Ein weiterer Grund ist, dass Eltern sich häufig dem Kind näher und verbundener fühlen, das ihnen selbst ähnlicher ist. Auch das Verhalten und die Persönlichkeit der Kinder selbst spielt eine Rolle: Die Kinder, die gut auf unsere Unterstützung reagieren, werden häufiger auch stärker gefördert. Andere Kinder, die nicht so positiv darauf reagieren, kommen dann zu kurz. Möglicherweise brauchen diese aber einfach andere Angebote.

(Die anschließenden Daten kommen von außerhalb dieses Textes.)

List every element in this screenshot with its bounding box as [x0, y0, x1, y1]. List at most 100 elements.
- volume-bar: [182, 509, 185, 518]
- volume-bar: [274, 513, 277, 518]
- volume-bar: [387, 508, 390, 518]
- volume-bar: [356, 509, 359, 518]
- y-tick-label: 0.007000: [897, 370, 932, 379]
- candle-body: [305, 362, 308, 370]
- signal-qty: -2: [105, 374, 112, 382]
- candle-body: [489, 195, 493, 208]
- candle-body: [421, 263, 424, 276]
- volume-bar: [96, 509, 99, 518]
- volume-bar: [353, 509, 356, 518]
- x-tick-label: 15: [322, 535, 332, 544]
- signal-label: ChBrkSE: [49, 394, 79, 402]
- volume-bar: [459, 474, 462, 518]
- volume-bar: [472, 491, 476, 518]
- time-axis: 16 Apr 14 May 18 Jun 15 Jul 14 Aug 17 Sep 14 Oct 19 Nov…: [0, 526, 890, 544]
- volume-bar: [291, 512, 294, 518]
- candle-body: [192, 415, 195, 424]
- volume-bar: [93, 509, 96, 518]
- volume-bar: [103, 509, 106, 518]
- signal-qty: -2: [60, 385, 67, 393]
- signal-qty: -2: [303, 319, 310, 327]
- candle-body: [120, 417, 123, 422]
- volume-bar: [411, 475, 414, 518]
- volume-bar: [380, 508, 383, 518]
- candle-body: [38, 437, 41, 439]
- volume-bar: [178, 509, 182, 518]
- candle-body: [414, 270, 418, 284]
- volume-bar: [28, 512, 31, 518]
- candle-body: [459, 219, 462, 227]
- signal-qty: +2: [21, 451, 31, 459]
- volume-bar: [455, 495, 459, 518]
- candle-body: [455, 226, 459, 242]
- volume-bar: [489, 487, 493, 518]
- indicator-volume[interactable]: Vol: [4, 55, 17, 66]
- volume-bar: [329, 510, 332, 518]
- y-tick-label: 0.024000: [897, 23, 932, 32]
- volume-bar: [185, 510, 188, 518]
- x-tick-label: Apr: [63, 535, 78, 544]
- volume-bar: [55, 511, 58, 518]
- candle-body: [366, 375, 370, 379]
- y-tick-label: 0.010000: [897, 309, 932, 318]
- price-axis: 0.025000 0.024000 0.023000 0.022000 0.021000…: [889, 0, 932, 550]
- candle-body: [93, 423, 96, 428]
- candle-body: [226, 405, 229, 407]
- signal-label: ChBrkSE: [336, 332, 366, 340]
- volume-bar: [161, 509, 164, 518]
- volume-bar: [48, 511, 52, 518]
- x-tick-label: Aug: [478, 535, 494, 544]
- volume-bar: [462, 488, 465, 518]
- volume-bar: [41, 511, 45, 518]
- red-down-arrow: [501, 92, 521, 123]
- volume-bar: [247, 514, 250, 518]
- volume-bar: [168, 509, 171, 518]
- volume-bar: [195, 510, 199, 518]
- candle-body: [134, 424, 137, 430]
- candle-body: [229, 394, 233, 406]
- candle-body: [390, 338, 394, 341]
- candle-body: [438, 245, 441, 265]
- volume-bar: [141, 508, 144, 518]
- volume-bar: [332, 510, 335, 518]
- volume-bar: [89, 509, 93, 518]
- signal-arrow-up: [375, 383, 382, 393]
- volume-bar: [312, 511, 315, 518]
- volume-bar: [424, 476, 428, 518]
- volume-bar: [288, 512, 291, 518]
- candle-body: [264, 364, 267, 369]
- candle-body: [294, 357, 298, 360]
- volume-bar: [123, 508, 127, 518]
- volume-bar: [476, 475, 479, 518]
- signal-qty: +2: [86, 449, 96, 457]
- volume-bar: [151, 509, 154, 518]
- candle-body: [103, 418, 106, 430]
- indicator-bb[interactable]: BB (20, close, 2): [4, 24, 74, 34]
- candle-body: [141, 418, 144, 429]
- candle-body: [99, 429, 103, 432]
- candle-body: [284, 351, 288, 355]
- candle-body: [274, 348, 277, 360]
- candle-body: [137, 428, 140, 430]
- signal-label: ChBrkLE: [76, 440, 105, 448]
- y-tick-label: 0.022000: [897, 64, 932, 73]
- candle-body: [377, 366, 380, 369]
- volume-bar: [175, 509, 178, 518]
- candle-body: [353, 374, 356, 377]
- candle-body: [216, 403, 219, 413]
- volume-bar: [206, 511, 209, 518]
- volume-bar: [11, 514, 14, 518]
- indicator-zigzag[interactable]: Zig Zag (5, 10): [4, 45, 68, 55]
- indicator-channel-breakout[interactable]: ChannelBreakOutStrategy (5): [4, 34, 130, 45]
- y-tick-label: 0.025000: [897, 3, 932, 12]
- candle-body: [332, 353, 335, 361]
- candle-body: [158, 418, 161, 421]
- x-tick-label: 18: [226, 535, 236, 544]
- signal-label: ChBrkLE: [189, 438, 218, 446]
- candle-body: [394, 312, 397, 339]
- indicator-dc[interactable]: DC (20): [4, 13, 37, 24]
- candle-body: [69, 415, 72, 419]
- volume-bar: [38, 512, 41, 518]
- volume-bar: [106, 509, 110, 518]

Wie kann ich alle Kinder gleich behandeln?
Ich spüre bei Eltern heute häufig auch eine Angst, ihre Kinder nicht gleich zu behandeln. Dabei muss man sich vor Augen halten: jedes Kind ist ganz anders, auch in seinen Bedürfnissen. Wenn unterschiedliche Bedürfnisse der Kinder damit beantwortet werden, dass alle dasselbe bekommen, sind die Kinder hinterher unterschiedlich gut versorgt. Fair dagegen ist es, wenn jedes Kind nach seinen Bedürfnissen Unterstützung und Förderung erhält. Das gleicht unterschiedliche Startbedingungen aus.

Manche Kinder reagieren gut auf körperliche Nähe, andere auf Lob und Anerkennung, wieder andere auf gemeinsame Aktivitäten und ungeteilte Aufmerksamkeit. Sie wollen gesehen werden, in dem was sie sind und was ihnen gefällt und gut tut.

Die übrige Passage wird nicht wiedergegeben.